- Written by: Carolyn Green
- Original language: English
- Genre: romantic comedy

Premiere
- Date premiered: 1955-1956
- Place premiered: Plymouth Theatre

= Janus (play) =

1955 play by Carolyn Green

Janus is a 1955 romantic comedy play by Carolyn Green.

==Synopsis==
The action concerns two people, Jessica and Denny (married, but not to each other), who get together in New York for a couple of months each year, to engage romantically and also to write a novel each year, which novels (published under the pen name "Janus") are regularly best-sellers. Jessica's husband (a shipping tycoon) turns up for a surprise visit, and complications ensue, including a dogged taxman who is after Denny for false tax filings – specifically, not claiming enough deductions. The taxman proves that the shipping tycoon owes enormous taxes on his wife's earnings, and so for their financial well-being – and since Jessica is so charming about it all – he accepts the arrangement, and all ends well.

==Background==
Janus was produced on Broadway for the 1955–1956 season, at the Plymouth Theatre. The play opened on November 25, 1955, and closed on June 30, 1956, after 251 performances. Margaret Sullavan and Claude Dauphin played the two principals; the other players were Robert Preston, Robert Emhardt, and Mary Finney. The director was Reginald Denham.

==Reception==
John Chapman (drama critic for the New York Daily News) praised the acting and described it as "an old style French sex farce", "enjoyably light minded" despite "a number of structural faults", but that ultimately "I don't think the play would get far without its cast". the New York Times described Janus as "wild and enjoyable". Life magazine said "Playwright Carolyn Green keeps Janus spinning brightly while making clear that this is a tale meant to be amusing rather than believed". But the Harvard Crimson reviewing a 1957 production at a different Plymouth Theatre, in Boston, with Joan Bennett and Romney Brent playing the principals, scored the play as "poorly crafted" and "heavy handed, and for the most part, unfunny", although still a "more or less tolerable evening of inane froth".

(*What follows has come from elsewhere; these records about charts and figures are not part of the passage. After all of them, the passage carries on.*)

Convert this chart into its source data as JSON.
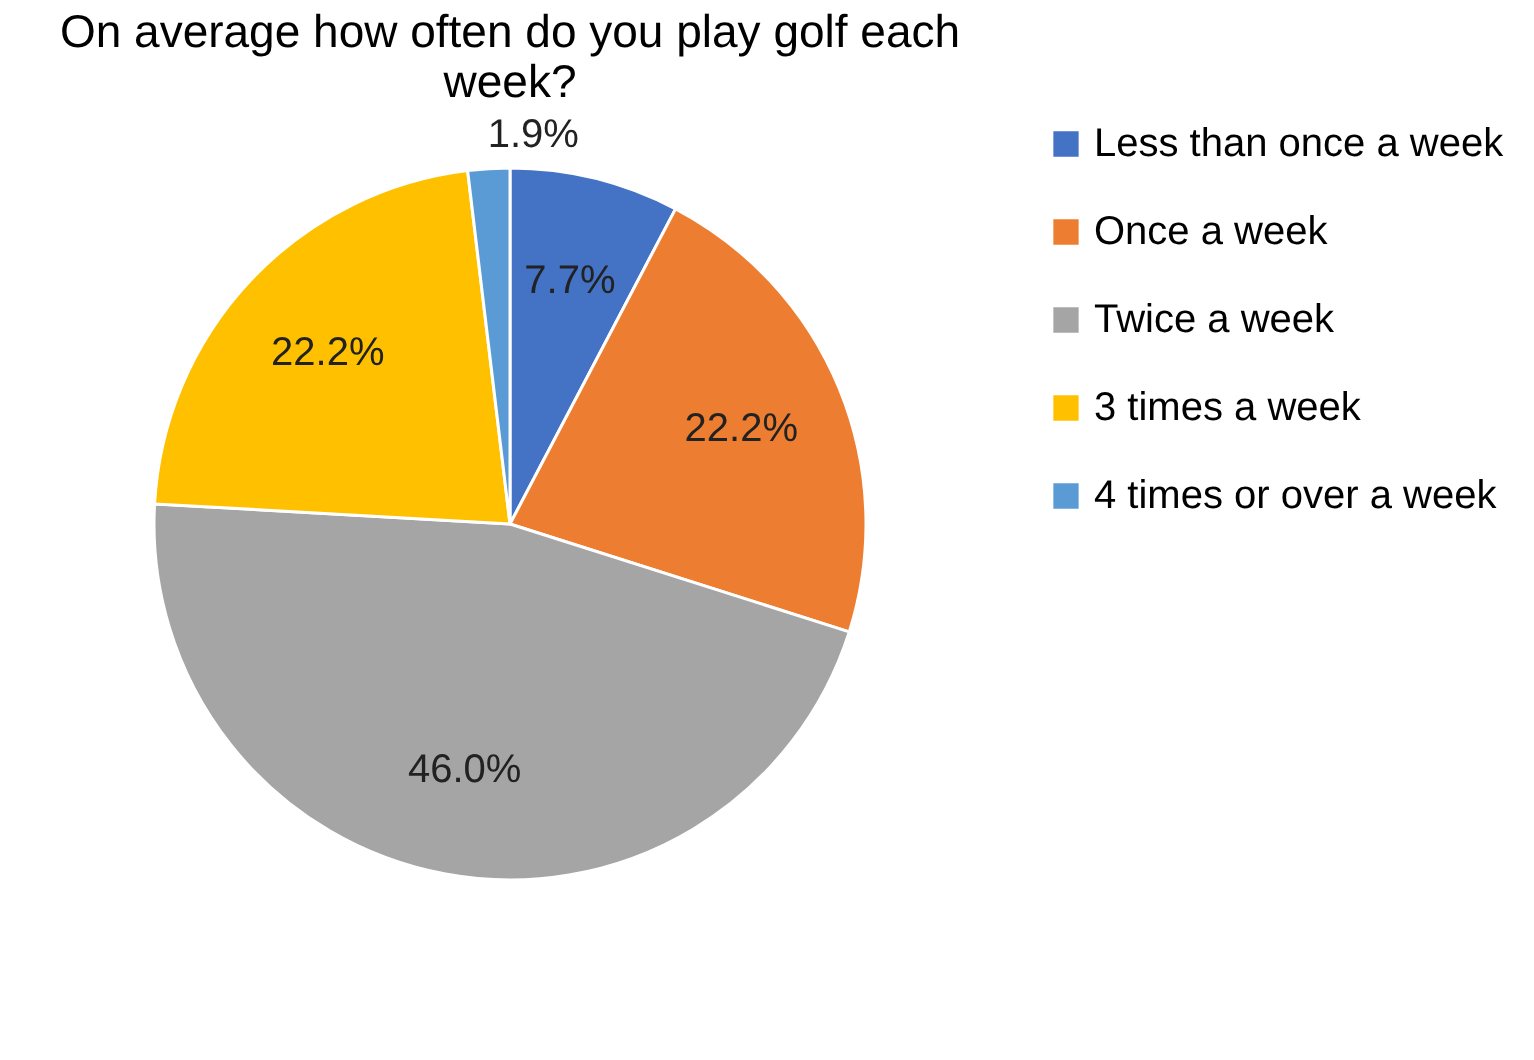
{
  "chart_data": {
    "type": "pie",
    "title": "On average how often do you play golf each week?",
    "categories": [
      "Less than once a week",
      "Once a week",
      "Twice a week",
      "3 times a week",
      "4 times or over a week"
    ],
    "values": [
      7.7,
      22.2,
      46.0,
      22.2,
      1.9
    ],
    "colors": [
      "#4472c4",
      "#ed7d31",
      "#a5a5a5",
      "#ffc000",
      "#5b9bd5"
    ],
    "value_labels": [
      "7.7%",
      "22.2%",
      "46.0%",
      "22.2%",
      "1.9%"
    ],
    "legend": "right"
  }
}
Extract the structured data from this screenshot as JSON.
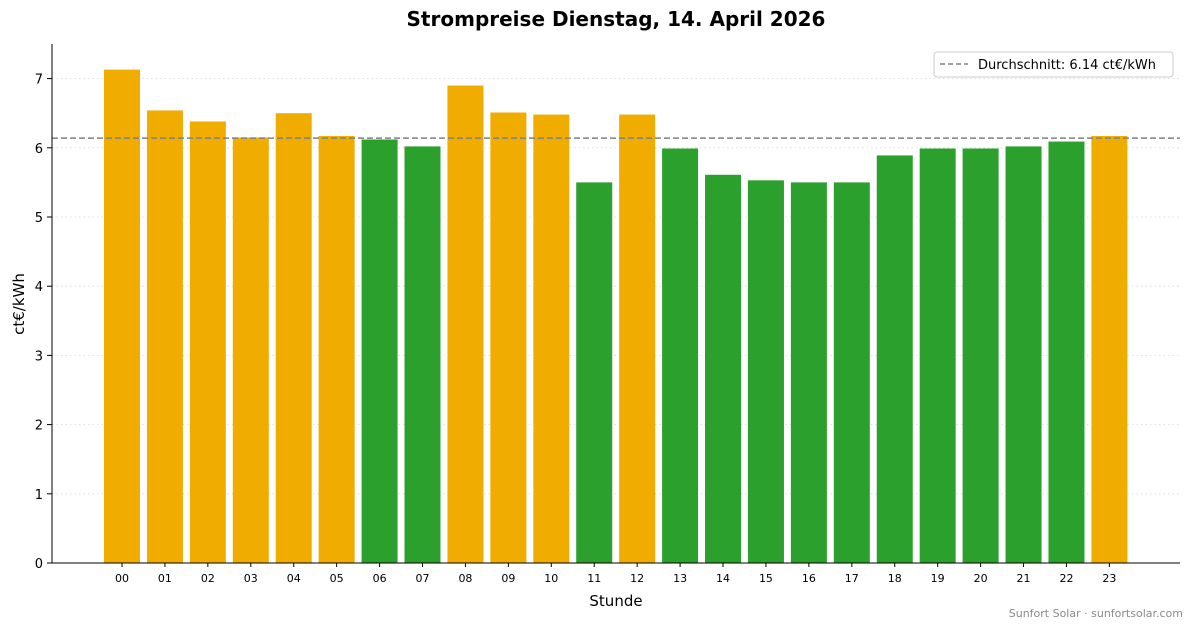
{
  "chart_data": {
    "type": "bar",
    "title": "Strompreise Dienstag, 14. April 2026",
    "xlabel": "Stunde",
    "ylabel": "ct€/kWh",
    "ylim": [
      0,
      7.5
    ],
    "yticks": [
      "0",
      "1",
      "2",
      "3",
      "4",
      "5",
      "6",
      "7"
    ],
    "categories": [
      "00",
      "01",
      "02",
      "03",
      "04",
      "05",
      "06",
      "07",
      "08",
      "09",
      "10",
      "11",
      "12",
      "13",
      "14",
      "15",
      "16",
      "17",
      "18",
      "19",
      "20",
      "21",
      "22",
      "23"
    ],
    "values": [
      7.13,
      6.54,
      6.38,
      6.15,
      6.5,
      6.17,
      6.12,
      6.02,
      6.9,
      6.51,
      6.48,
      5.5,
      6.48,
      5.99,
      5.61,
      5.53,
      5.5,
      5.5,
      5.89,
      5.99,
      5.99,
      6.02,
      6.09,
      6.17
    ],
    "average": 6.14,
    "legend": {
      "label": "Durchschnitt: 6.14 ct€/kWh",
      "placement": "top-right"
    },
    "colors": {
      "above_average": "#f0ad00",
      "below_average": "#2ca02c",
      "average_line": "#808080"
    },
    "grid": "horizontal-dotted"
  },
  "footer": "Sunfort Solar · sunfortsolar.com"
}
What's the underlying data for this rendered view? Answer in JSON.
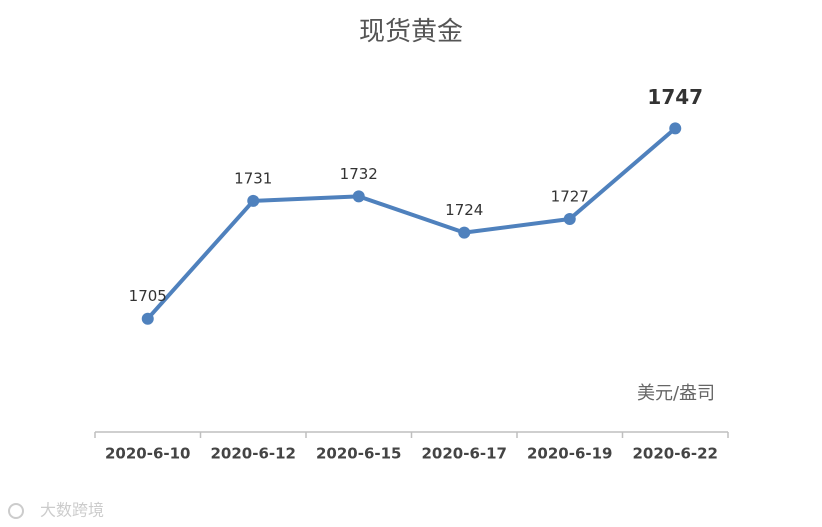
{
  "chart_data": {
    "type": "line",
    "title": "现货黄金",
    "categories": [
      "2020-6-10",
      "2020-6-12",
      "2020-6-15",
      "2020-6-17",
      "2020-6-19",
      "2020-6-22"
    ],
    "series": [
      {
        "name": "现货黄金",
        "color": "#4f81bd",
        "values": [
          1705,
          1731,
          1732,
          1724,
          1727,
          1747
        ]
      }
    ],
    "ylim": [
      1680,
      1760
    ],
    "unit_label": "美元/盎司",
    "watermark": "大数跨境"
  }
}
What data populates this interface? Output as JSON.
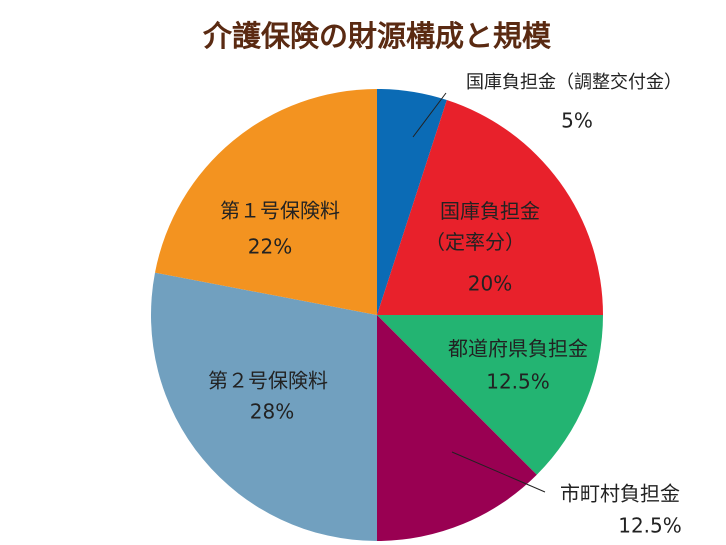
{
  "chart_data": {
    "type": "pie",
    "title": "介護保険の財源構成と規模",
    "categories": [
      "国庫負担金（調整交付金）",
      "国庫負担金（定率分）",
      "都道府県負担金",
      "市町村負担金",
      "第２号保険料",
      "第１号保険料"
    ],
    "values": [
      5,
      20,
      12.5,
      12.5,
      28,
      22
    ],
    "value_labels": [
      "5%",
      "20%",
      "12.5%",
      "12.5%",
      "28%",
      "22%"
    ],
    "colors": [
      "#0b6bb5",
      "#e8212b",
      "#23b472",
      "#990052",
      "#71a0bf",
      "#f39320"
    ]
  }
}
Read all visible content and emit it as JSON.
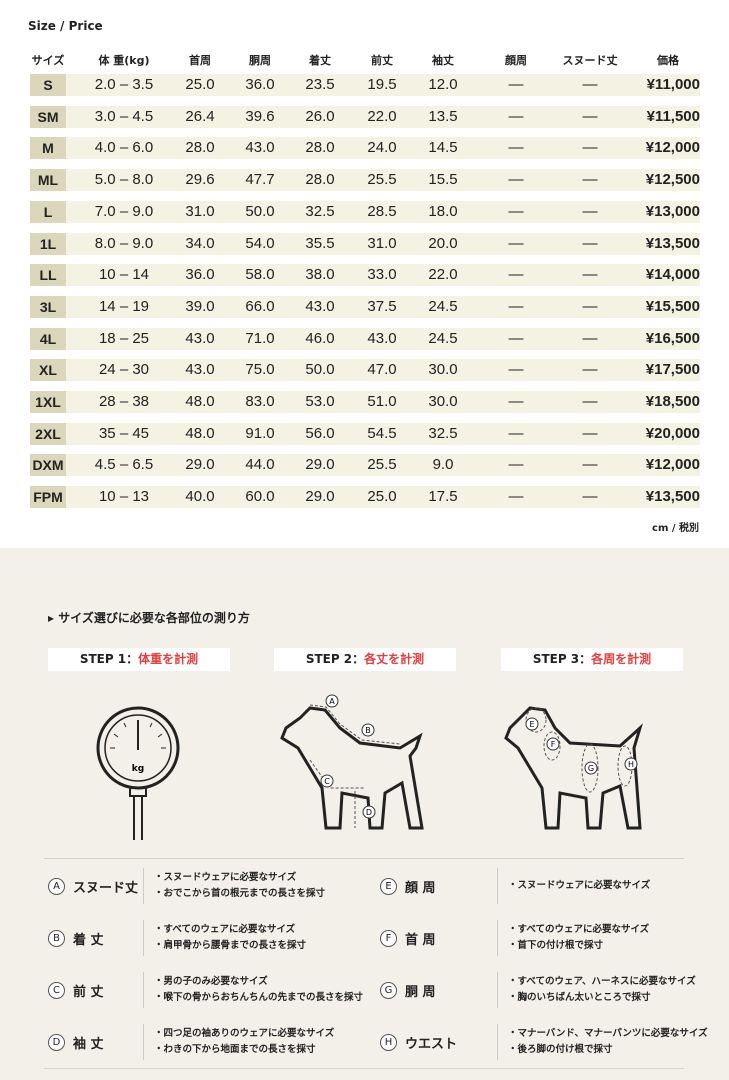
{
  "title": "Size / Price",
  "headers": [
    "サイズ",
    "体 重(kg)",
    "首周",
    "胴周",
    "着丈",
    "前丈",
    "袖丈",
    "顔周",
    "スヌード丈",
    "価格"
  ],
  "rows": [
    [
      "S",
      "2.0 – 3.5",
      "25.0",
      "36.0",
      "23.5",
      "19.5",
      "12.0",
      "—",
      "—",
      "¥11,000"
    ],
    [
      "SM",
      "3.0 – 4.5",
      "26.4",
      "39.6",
      "26.0",
      "22.0",
      "13.5",
      "—",
      "—",
      "¥11,500"
    ],
    [
      "M",
      "4.0 – 6.0",
      "28.0",
      "43.0",
      "28.0",
      "24.0",
      "14.5",
      "—",
      "—",
      "¥12,000"
    ],
    [
      "ML",
      "5.0 – 8.0",
      "29.6",
      "47.7",
      "28.0",
      "25.5",
      "15.5",
      "—",
      "—",
      "¥12,500"
    ],
    [
      "L",
      "7.0 – 9.0",
      "31.0",
      "50.0",
      "32.5",
      "28.5",
      "18.0",
      "—",
      "—",
      "¥13,000"
    ],
    [
      "1L",
      "8.0 – 9.0",
      "34.0",
      "54.0",
      "35.5",
      "31.0",
      "20.0",
      "—",
      "—",
      "¥13,500"
    ],
    [
      "LL",
      "10 – 14",
      "36.0",
      "58.0",
      "38.0",
      "33.0",
      "22.0",
      "—",
      "—",
      "¥14,000"
    ],
    [
      "3L",
      "14 – 19",
      "39.0",
      "66.0",
      "43.0",
      "37.5",
      "24.5",
      "—",
      "—",
      "¥15,500"
    ],
    [
      "4L",
      "18 – 25",
      "43.0",
      "71.0",
      "46.0",
      "43.0",
      "24.5",
      "—",
      "—",
      "¥16,500"
    ],
    [
      "XL",
      "24 – 30",
      "43.0",
      "75.0",
      "50.0",
      "47.0",
      "30.0",
      "—",
      "—",
      "¥17,500"
    ],
    [
      "1XL",
      "28 – 38",
      "48.0",
      "83.0",
      "53.0",
      "51.0",
      "30.0",
      "—",
      "—",
      "¥18,500"
    ],
    [
      "2XL",
      "35 – 45",
      "48.0",
      "91.0",
      "56.0",
      "54.5",
      "32.5",
      "—",
      "—",
      "¥20,000"
    ],
    [
      "DXM",
      "4.5 – 6.5",
      "29.0",
      "44.0",
      "29.0",
      "25.5",
      "9.0",
      "—",
      "—",
      "¥12,000"
    ],
    [
      "FPM",
      "10 – 13",
      "40.0",
      "60.0",
      "29.0",
      "25.0",
      "17.5",
      "—",
      "—",
      "¥13,500"
    ]
  ],
  "unit": "cm / 税別",
  "howto": "▸ サイズ選びに必要な各部位の測り方",
  "steps": [
    {
      "label": "STEP 1：",
      "red": "体重を計測"
    },
    {
      "label": "STEP 2：",
      "red": "各丈を計測"
    },
    {
      "label": "STEP 3：",
      "red": "各周を計測"
    }
  ],
  "scale_label": "kg",
  "markers": [
    "A",
    "B",
    "C",
    "D",
    "E",
    "F",
    "G",
    "H"
  ],
  "legend": [
    {
      "mark": "A",
      "name": "スヌード丈",
      "lines": [
        "・スヌードウェアに必要なサイズ",
        "・おでこから首の根元までの長さを採寸"
      ]
    },
    {
      "mark": "E",
      "name": "顔 周",
      "lines": [
        "・スヌードウェアに必要なサイズ"
      ]
    },
    {
      "mark": "B",
      "name": "着 丈",
      "lines": [
        "・すべてのウェアに必要なサイズ",
        "・肩甲骨から腰骨までの長さを採寸"
      ]
    },
    {
      "mark": "F",
      "name": "首 周",
      "lines": [
        "・すべてのウェアに必要なサイズ",
        "・首下の付け根で採寸"
      ]
    },
    {
      "mark": "C",
      "name": "前 丈",
      "lines": [
        "・男の子のみ必要なサイズ",
        "・喉下の骨からおちんちんの先までの長さを採寸"
      ]
    },
    {
      "mark": "G",
      "name": "胴 周",
      "lines": [
        "・すべてのウェア、ハーネスに必要なサイズ",
        "・胸のいちばん太いところで採寸"
      ]
    },
    {
      "mark": "D",
      "name": "袖 丈",
      "lines": [
        "・四つ足の袖ありのウェアに必要なサイズ",
        "・わきの下から地面までの長さを採寸"
      ]
    },
    {
      "mark": "H",
      "name": "ウエスト",
      "lines": [
        "・マナーバンド、マナーパンツに必要なサイズ",
        "・後ろ脚の付け根で採寸"
      ]
    }
  ],
  "colors": {
    "row_band": "#f3f2e3",
    "size_cell": "#dcd6bd",
    "section_bg": "#f3f0ea",
    "accent_red": "#e2403f"
  }
}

==Revivals and adaptations==
Janus was performed occasionally in local and regional theatre, including the Cape Playhouse on Cape Cod in Massachusetts (1957, featuring Joan Bennett and Donald Cook; 1963, with Allen Ludden and Betty White), the Hanna Theatre in Cleveland (1956, with Joan Bennett), and the Paper Mill Playhouse in New Jersey, (1965, with June Allyson, Scott McKay, and Imogene Coca). A 1969 production featuring Myrna Loy and William Roerick opened in Denver and played in New Hampshire, Cape Cod, and Corning, New York. A Dutch translation (under the name Wie is Janus? (Who is Janus?)) was presented in the Netherlands in 1958, with Mary Dresselhuys and Louis Borel, and shown on Dutch television in 1967. A Swedish translation was shown on Swedish television in 1965. Brian Brooke produced and directed Janus at his Brooke Theater in Johannesburg, South Africa, featuring Gordon Mulholland, in 1958.